In comparison to other big-ticket items like planes or even cars, there is surprisingly little to learn when driving a boat; MarineMax sends a captain out with clients for a single four-hour tutorial. Mr. Gordon took a six-hour boating class online. Dan Croghan, 57, of St. Louis, praised the joystick on his recently purchased 35-foot SeaRay 350 SLX, which allows him to dock the boat simply by moving the controller, as opposed to executing any complicated three-point turns in already-crowded marinas. (Boat license requirements vary by state; often, those under 21 need to complete boating education courses.)
In May, Amanda Tress, 34, of Belleair, Fla., bought her first boat: a 38-foot Tiara 38 LS (a yacht, though she doesn’t like to use that word). About a week later, she got pulled over by the water police for driving too fast. She has no regrets.
“The dolphins were jumping in our wake for 15 minutes,” said Ms. Tress, who owns a diet company, has three kids under the age of 10 and is pregnant with a fourth. “It was better than Sea World.” She has been using her boat every day, hunting for islands that don’t allow drinking, including those in state parks, because they tend to be less crowded. (Florida has dozens of tiny islands, many accessible only by boat, where you can hike, fish, spot sea turtles and pelicans — and in some cases, pop open a beer or whatever else you’ve got stashed on your boat.)

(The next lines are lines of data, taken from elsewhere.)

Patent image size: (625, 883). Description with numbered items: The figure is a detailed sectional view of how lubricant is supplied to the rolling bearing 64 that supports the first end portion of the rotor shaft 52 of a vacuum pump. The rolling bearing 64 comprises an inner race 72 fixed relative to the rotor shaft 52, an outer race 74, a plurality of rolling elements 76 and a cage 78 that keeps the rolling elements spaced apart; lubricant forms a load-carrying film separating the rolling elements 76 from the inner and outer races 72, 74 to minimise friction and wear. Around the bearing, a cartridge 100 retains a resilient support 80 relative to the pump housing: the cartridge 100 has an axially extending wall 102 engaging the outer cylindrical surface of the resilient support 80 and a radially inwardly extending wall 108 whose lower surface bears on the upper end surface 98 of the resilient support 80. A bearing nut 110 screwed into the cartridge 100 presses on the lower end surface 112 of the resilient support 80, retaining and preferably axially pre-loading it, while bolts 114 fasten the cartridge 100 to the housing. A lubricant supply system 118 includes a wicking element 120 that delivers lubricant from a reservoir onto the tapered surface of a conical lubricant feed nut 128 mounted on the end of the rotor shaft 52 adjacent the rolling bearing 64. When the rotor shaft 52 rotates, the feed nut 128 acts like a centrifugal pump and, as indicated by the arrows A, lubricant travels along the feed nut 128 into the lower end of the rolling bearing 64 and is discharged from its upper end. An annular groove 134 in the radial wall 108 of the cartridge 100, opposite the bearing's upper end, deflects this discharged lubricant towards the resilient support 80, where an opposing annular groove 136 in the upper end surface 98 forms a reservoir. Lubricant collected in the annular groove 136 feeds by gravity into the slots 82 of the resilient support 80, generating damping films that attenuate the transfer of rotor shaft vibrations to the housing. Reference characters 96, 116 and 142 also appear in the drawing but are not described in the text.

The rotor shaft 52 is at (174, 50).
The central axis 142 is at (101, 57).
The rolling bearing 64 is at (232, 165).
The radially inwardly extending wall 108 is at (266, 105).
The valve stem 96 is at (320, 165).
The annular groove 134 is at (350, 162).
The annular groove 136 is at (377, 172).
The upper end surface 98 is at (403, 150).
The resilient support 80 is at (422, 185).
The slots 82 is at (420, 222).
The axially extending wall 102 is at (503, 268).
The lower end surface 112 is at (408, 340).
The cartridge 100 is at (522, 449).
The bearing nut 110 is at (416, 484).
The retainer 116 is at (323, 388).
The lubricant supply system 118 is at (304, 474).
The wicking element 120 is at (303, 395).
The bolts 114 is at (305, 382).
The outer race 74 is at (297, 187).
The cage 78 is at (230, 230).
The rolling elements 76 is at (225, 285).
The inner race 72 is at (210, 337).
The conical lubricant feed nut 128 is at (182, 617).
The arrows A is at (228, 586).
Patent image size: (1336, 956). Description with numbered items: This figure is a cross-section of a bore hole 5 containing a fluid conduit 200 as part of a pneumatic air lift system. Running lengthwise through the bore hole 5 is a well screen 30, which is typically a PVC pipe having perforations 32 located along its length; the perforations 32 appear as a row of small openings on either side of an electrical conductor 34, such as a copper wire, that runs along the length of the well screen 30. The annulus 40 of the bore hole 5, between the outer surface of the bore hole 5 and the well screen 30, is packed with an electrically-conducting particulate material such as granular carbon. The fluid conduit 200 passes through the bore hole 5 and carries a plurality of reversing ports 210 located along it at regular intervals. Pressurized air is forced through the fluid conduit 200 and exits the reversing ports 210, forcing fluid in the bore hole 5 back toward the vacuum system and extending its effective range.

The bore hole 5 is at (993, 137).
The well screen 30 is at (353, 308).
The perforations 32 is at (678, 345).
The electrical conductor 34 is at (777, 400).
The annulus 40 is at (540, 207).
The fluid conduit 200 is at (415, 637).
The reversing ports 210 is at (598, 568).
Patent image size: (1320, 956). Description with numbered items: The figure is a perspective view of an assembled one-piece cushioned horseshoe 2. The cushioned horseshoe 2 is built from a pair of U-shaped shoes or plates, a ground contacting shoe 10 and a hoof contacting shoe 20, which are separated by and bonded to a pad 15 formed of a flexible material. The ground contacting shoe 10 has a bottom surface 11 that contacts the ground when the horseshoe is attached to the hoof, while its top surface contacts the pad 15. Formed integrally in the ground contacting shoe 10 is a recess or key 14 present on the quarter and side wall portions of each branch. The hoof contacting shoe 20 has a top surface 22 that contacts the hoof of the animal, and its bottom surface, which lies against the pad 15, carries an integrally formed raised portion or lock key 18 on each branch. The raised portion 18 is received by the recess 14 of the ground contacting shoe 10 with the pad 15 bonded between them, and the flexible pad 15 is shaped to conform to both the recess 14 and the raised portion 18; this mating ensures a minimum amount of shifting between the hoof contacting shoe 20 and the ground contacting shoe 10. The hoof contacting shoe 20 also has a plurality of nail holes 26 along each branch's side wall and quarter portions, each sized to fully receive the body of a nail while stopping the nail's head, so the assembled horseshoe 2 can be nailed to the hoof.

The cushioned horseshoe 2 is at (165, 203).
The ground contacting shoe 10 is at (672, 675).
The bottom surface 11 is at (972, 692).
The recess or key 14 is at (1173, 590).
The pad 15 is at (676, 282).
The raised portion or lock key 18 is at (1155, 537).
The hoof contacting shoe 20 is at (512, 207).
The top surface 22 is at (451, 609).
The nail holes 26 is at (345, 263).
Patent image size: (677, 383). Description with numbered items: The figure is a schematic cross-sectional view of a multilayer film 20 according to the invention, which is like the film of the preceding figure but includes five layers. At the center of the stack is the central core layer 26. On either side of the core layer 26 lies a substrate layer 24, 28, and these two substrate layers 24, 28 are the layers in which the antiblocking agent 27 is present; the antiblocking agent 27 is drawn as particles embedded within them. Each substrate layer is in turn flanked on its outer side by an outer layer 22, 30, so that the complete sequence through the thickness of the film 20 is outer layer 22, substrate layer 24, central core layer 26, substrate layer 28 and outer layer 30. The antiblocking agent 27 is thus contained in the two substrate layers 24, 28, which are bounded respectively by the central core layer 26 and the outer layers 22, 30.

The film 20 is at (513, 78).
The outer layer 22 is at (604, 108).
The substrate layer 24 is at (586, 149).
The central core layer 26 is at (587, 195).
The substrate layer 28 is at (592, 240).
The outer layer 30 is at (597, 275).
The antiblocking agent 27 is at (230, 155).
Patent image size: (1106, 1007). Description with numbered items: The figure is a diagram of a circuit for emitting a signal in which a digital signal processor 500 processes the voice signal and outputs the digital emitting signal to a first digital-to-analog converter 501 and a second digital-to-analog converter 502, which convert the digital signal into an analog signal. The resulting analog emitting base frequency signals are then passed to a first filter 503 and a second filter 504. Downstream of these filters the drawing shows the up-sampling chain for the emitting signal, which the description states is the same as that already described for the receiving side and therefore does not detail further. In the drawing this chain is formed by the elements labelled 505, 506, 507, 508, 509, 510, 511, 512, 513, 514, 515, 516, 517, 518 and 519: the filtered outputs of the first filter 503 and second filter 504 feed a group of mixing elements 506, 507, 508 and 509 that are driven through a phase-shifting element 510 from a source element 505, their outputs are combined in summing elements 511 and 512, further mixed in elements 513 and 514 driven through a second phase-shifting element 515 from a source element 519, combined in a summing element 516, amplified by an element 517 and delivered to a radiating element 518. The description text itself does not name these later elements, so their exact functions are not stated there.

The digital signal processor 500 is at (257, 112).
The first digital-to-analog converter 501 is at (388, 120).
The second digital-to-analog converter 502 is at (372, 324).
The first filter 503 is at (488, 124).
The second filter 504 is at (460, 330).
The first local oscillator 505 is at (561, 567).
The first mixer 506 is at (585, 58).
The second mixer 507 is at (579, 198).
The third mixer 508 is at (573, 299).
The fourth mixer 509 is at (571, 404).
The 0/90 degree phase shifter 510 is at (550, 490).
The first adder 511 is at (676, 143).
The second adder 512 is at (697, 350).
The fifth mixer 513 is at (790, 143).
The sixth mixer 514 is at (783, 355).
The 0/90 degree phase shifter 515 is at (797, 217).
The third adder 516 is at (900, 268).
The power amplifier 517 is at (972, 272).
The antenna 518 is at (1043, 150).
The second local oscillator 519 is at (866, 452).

“If you go to an island, it seems like there’s no coronavirus,” she said. “And the boat itself is like an island. You’re separated from the stress of life.”
Though Ms. Tress’s boat is party-sized, she is limiting guests: For her son’s 7th birthday in June, she allowed three friends aboard “whose parents I know have been careful.” (For non-yacht owners, limiting guests is less of a problem; the boat size limits how many come aboard anyway.)
For James Woodruff, 53, of Truckee, Calif., a boat seems like a good solution for staging mass entertainment. Mr. Woodruff, who runs an events company — “everything in our world has been canceled,” he said — bought a 21-foot Yamaha 212S this month in part to research a professional pivot. He’s trying to organize drive-up concerts on Lake Tahoe, maybe with the main act performing on a barge.
“Boats are sexier than sitting in your car,” he said.
Mr. Woodruff drove eight hours to pick up his boat in Idaho, the only place he could find it, then struggled to secure a boat inspection time available before mid-July. The silver lining is that the boat rush has allowed him to rent out his 15,500-square-foot warehouse for boat storage.
“It’s going berserk with boats here,” he said.